CAPÍTULO 1
Anoche soñé que volvía a Manderley. Me encontraba ante la verja del parque, pero durante unos momentos no podía entrar. La puerta estaba cerrada con cadena y candado. Llamé en sueños al guarda, pero nadie me contestó, y cuando miré detenidamente a través de los barrotes mohosos de la verja, vi que la caseta estaba abandonada.
No salía humo de la chimenea y las ventanucas y sus celosías bostezaban en su abandono. Entonces, como todos los que sueñan, me sentí de repente dotada de una fuerza sobrenatural y atravesé como un espíritu la barrera que me detenía. El camino serpenteaba ante mí, retorcido y tortuoso como siempre, pero según avanzaba, noté que había cambiado; ahora era estrecho y estaba descuidado, no como yo lo había conocido. Al principio me extrañó y no lo comprendía; pero cuando tuve que bajar la cabeza para no tropezar con una rama que cruzaba el camino, me di cuenta de lo ocurrido. La naturaleza había reconquistado lo que una vez fue suyo y, poquito a poco, con sus métodos arteros e insidiosos, había invadido el camino, extendiendo por él sus dedos largos y tenaces.

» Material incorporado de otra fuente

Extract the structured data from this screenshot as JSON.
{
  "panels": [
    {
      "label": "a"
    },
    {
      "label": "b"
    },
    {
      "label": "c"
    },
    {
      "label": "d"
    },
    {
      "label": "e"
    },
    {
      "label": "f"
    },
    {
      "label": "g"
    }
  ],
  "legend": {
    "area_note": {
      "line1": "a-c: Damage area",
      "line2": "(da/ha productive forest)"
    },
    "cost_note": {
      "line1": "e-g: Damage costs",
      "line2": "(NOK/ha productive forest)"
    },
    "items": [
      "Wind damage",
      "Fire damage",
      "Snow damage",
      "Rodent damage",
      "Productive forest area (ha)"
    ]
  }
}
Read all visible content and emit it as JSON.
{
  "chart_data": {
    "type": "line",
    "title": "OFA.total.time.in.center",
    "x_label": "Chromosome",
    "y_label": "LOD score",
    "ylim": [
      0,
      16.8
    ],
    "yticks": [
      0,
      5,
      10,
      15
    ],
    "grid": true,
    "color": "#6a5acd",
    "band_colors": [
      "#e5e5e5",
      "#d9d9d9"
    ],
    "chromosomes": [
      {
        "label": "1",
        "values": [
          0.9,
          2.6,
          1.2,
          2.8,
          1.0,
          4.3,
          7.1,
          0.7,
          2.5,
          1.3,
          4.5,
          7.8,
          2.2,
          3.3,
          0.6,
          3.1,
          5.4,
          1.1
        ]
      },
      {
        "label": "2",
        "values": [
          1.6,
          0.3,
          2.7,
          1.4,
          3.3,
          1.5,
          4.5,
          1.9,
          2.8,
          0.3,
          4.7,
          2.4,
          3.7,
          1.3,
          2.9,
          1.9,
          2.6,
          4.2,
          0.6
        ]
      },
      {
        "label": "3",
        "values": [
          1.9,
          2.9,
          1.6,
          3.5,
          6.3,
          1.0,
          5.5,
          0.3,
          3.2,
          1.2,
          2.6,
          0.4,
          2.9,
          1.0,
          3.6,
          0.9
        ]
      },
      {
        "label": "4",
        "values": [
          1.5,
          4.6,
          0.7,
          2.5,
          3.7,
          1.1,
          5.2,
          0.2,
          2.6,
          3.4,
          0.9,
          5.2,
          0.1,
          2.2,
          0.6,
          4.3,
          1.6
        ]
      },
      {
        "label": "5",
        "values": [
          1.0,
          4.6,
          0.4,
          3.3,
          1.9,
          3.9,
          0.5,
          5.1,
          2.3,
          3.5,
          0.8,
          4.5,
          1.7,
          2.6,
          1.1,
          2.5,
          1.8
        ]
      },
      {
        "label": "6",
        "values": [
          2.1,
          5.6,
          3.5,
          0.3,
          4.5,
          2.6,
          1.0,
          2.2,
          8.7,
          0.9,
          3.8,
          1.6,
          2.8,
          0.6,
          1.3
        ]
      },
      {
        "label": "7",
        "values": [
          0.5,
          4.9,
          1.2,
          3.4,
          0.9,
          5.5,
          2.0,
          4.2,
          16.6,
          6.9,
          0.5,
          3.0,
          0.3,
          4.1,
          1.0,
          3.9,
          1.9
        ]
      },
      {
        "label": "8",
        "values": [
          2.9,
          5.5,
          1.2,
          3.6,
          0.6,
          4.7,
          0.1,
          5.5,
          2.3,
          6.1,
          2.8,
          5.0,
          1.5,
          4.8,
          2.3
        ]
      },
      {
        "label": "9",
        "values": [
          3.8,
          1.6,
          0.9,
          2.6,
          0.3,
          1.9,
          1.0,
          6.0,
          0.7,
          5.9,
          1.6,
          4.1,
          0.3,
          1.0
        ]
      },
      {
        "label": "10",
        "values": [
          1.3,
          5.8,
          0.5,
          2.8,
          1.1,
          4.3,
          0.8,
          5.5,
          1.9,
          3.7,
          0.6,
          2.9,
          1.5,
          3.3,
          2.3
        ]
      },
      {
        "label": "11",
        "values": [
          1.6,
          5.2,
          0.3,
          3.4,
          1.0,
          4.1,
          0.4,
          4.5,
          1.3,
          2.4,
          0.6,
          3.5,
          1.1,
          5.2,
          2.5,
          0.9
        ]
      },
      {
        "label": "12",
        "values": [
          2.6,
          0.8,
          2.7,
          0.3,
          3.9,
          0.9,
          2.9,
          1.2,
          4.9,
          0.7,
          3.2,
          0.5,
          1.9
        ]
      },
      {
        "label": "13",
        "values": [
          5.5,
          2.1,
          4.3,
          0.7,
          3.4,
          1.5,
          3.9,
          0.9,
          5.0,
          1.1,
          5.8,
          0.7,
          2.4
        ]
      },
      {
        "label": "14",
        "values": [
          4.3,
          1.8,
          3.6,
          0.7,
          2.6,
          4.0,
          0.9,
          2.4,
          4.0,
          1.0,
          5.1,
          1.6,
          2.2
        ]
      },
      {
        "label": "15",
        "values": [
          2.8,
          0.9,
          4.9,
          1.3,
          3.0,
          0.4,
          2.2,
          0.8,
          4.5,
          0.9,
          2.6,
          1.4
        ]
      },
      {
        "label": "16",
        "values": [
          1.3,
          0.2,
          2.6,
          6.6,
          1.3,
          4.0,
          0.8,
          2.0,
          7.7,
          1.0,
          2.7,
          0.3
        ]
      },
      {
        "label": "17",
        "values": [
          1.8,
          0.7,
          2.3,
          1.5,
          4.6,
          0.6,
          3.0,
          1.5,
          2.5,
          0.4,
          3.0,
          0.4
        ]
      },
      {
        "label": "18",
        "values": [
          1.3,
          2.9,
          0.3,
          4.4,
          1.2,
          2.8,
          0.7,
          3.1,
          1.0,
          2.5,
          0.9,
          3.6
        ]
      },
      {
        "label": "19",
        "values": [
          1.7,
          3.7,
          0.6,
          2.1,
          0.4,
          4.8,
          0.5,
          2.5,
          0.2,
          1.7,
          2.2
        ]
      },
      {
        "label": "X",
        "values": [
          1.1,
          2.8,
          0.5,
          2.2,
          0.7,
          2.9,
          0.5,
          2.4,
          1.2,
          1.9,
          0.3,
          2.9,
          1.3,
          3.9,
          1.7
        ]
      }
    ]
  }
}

El bosque, siempre amenazador, incluso en tiempos pasados, había triunfado al fin. Oscuro y salvaje, llegaba hasta los bordes del camino. Las hayas, de tronco blanco y desnudo, se inclinaban las unas hacia las otras y entrelazaban sus ramas en un extraño abrazo, formando sobre mi cabeza una bóveda como la de la nave de una iglesia. Vi otros árboles mezclados con las hayas, que no reconocí: robles achaparrados y olmos retorcidos que habían nacido de la tierra silenciosa, junto a las plantas y arbustos disformes de los que tampoco me acordaba.